No sooner had Clarissa Dickson Wright eased herself out of my car than I had a new guest. Into the passenger seat like a shot leapt Pattie Boyd and we sped round all day whilst she recounted the highs and lows of the rock chick life, reading her autobiography Wonderful Today, written with the assistance of Penny Junor and published by Headline Review.
Funnily enough there were remarkable similarities between some aspects of Pattie's life and Clarissa's, plus it was revealed that Eric (Clapton) and Clarissa followed the same Minnesota rehab programme.
Pattie also the victim of an unsettling childhood, a degree of abuse and much farming out to boarding schools where she was at her happiest. Both she and Clarissa also found a comforting refuge in cooking and you begin to wonder whether this is about feeding the starving soul as much as providing something for which others will always be grateful and be likely to praise and thank you? Everyone needs to be needed and good cooking is a surefire way of achieving success.
Who can tell, but I was fascinated to hear about Pattie's love for and subsequent marriage to Beatle George Harrison whilst stuck in a terrible traffic snarl up in Launceston again (me, not Pattie). Her life at the cutting edge of the 60's social scene, as a model for Honey magazine initially, particularly impressed me.
Honey was the first grown up magazine I read after years of Bunty, Judy and June & Schoolfriend so I probably spent a lot of time wondering why I couldn't look like Pattie.Lack of long blonde hair and endless legs come to mind as the first problems to be overcome, quickly followed by an unremarkable facial bone structure.
Pattie travelled to India and coaxed The Beatles into the whole meditation thing and some of the finest love songs have been written in tribute to her.
Something by George Harrison one of the memorable early ones.
Wooed and courted (well,chased actually) by Eric Clapton whilst still married to George and torn though she was Pattie made the decision to go and live with the man they called God, eventually marrying him and garnering two more tribute songs in the process, Layla and Wonderful Tonight. Pattie's sister meanwhile was living with someone from Fleetwood Mac so the attraction to rock stars obviously a family trait.

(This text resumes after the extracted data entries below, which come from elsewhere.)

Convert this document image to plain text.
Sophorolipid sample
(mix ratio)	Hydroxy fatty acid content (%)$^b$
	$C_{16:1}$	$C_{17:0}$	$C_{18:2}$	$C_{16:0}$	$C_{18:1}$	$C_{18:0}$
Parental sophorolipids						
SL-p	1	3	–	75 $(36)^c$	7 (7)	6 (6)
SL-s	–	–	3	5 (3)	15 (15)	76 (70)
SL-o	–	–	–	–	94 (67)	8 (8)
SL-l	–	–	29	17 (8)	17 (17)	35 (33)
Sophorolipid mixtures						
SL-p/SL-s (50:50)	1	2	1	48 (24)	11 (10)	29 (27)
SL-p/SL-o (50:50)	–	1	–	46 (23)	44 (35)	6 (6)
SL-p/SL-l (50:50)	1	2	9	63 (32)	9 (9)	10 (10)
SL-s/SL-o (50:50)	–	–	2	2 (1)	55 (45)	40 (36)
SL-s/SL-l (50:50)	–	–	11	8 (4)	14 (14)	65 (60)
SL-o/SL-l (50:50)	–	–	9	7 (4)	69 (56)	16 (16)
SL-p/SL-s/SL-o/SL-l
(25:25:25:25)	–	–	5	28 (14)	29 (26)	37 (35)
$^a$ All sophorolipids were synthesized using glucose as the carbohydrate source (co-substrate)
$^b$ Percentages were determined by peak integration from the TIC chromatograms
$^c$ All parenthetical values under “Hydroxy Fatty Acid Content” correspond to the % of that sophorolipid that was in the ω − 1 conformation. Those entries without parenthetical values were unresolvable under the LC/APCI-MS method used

Sadly, thanks to an excess of everything likely to compromise liver function, it all went pear shaped again and Pattie had to rebuild a life of her own out of the shadow of rock stars.
Thankfully she's done it despite seemingly rather miserly divorce settlements from the boys (surely you should be able to claim some of the song royalties if they're about you?) We'd ironed out all the problems of being tall and beautiful and sought after by the rich and famous by the end of the day and Pattie was sounding fulfilled and happy, in fact quite chipper by the time we landed back at base and we'd had a great reminisce through the 1960's.
We had a fair old sing-song on the way round, I did that air guitar solo bit off Layla while Pattie changed the gears for me and steered us round the bends, I was probably showing off a bit just to prove that we all have a little of the wild child in us.
Heaven knows what will happen when I have Eric in the car soon.
If he's going to look at me like that I might just have to sit old Slowhand and his Stratocaster on the back seat of my Ford Fiesta if we're to get around in one piece.